SEMARANG, Cakra101.com – Sudah sepekan berlalu, banjir parah masih melanda 24 kelurahan di 5 kecamatan Kota Semarang, melumpuhkan aktivitas. Jumlah warga terdampak naik dua kali lipat menjadi 63.450 jiwa, dan banjir telah menelan 4 korban meninggal dunia.
Kondisi ini mendorong relawan Bolonemase Indonesia kembali turun tangan memberikan bantuan, pada Kamis, 30 Oktober 2025. Tim dipimpin oleh Fauzi Ardiansyah (Koordinator Bolonemase Indonesia Kota Semarang) beserta beberapa koordinator kelurahan dan 78 anggota relawan menyalurkan bantuan di Kelurahan Tenggang, Tlogomulyo, dan Tlogosari.
Fauzi Ardiansyah menjelaskan bahwa bantuan kemanusiaan ini, yang kedua kalinya dalam sepekan, berasal dari Koordinator Nasional (Koornas) Bolonemase Indonesia, Kuwat Hermawan Santoso. Bantuan berupa 450 paket kebutuhan makanan (mi instan, telur, dan obat gatal kulit) didistribusikan langsung.

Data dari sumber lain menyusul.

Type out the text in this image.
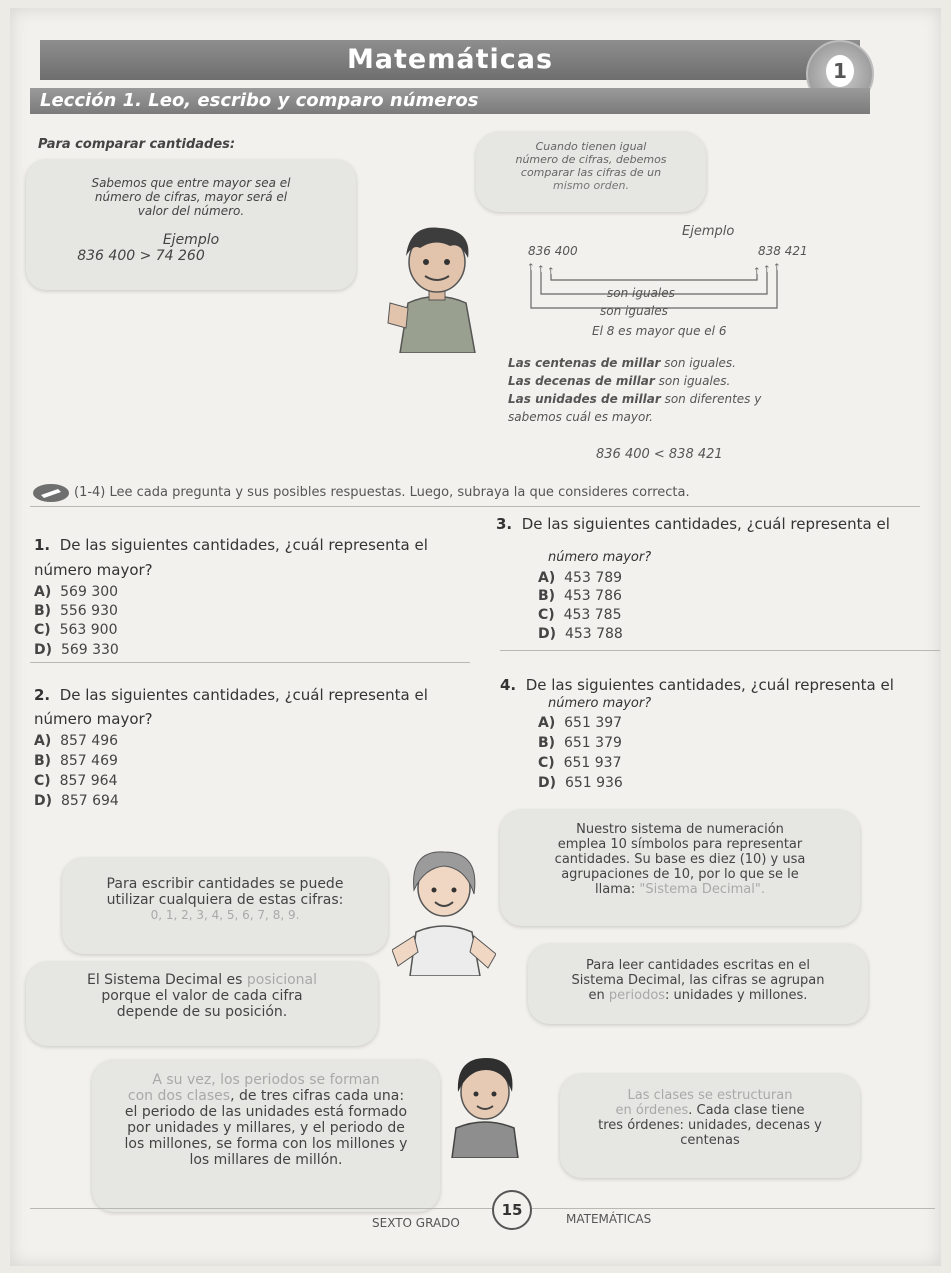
Matemáticas	1
Lección 1. Leo, escribo y comparo números
Para comparar cantidades:
Sabemos que entre mayor sea el
número de cifras, mayor será el
valor del número.
Ejemplo
836 400 > 74 260
Cuando tienen igual
número de cifras, debemos
comparar las cifras de un
mismo orden.
Ejemplo
836 400	838 421
↑ ↑ ↑	↑ ↑ ↑
son iguales
son iguales
El 8 es mayor que el 6
Las centenas de millar son iguales.
Las decenas de millar son iguales.
Las unidades de millar son diferentes y
sabemos cuál es mayor.
836 400 < 838 421
(1-4) Lee cada pregunta y sus posibles respuestas. Luego, subraya la que consideres correcta.
1. De las siguientes cantidades, ¿cuál representa el
número mayor?
A) 569 300
B) 556 930
C) 563 900
D) 569 330
3. De las siguientes cantidades, ¿cuál representa el
número mayor?
A) 453 789
B) 453 786
C) 453 785
D) 453 788
2. De las siguientes cantidades, ¿cuál representa el
número mayor?
A) 857 496
B) 857 469
C) 857 964
D) 857 694
4. De las siguientes cantidades, ¿cuál representa el
número mayor?
A) 651 397
B) 651 379
C) 651 937
D) 651 936
Para escribir cantidades se puede
utilizar cualquiera de estas cifras:
0, 1, 2, 3, 4, 5, 6, 7, 8, 9.
Nuestro sistema de numeración
emplea 10 símbolos para representar
cantidades. Su base es diez (10) y usa
agrupaciones de 10, por lo que se le
llama: "Sistema Decimal".
El Sistema Decimal es posicional
porque el valor de cada cifra
depende de su posición.
Para leer cantidades escritas en el
Sistema Decimal, las cifras se agrupan
en periodos: unidades y millones.
A su vez, los periodos se forman
con dos clases, de tres cifras cada una:
el periodo de las unidades está formado
por unidades y millares, y el periodo de
los millones, se forma con los millones y
los millares de millón.
Las clases se estructuran
en órdenes. Cada clase tiene
tres órdenes: unidades, decenas y
centenas
15
SEXTO GRADO	MATEMÁTICAS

Atin, mewakili Koordinator Kelurahan, menyampaikan rasa terima kasih atas kepedulian Koornas Kuwat HS dan teman-teman Bolonemase Indonesia kepada warga yang terdampak.
Melalui video call, Kuwat Hermawan Santoso (Koornas Bolonemase Indonesia) menyampaikan:
“Turut prihatin atas kepedihan warga Kota Semarang yang hampir tiap tahun terdampak banjir… terpenting saat ini warga dapat bersabar dan berdoa… pemerintah pusat dan daerah bisa bersatu damai untuk menyelesaikan hulu permasalahan banjir… secepat mungkin.”
Dalam kesempatan ini pula, Mas Fauzi menyampaikan bahwa banjir tahunan di Kota Semarang ini terjadi karena sistem “manajemen berdasarkan kecelakaan” dari pemerintah, yang selalu berputar di hilir persoalan tanpa pernah menyentuh permasalahan di hulu. Mari kita lihat dan buka kembali jejak digital dari zaman Gubernur Ganjar Pranowo hingga kini. Setiap terjadi banjir di Kota Semarang, jawaban dan alasan klasiknya selalu sama persis: selalu dimulai dari cerita dua pompa air yang rusak, sedang diperbaiki, atau sedang diperbarui mesinnya. Alasan yang sejuk didengarkan, tetapi sesungguhnya itu adalah sinyal alarm matinya empati para pejabat pemerintahan kota dan provinsi.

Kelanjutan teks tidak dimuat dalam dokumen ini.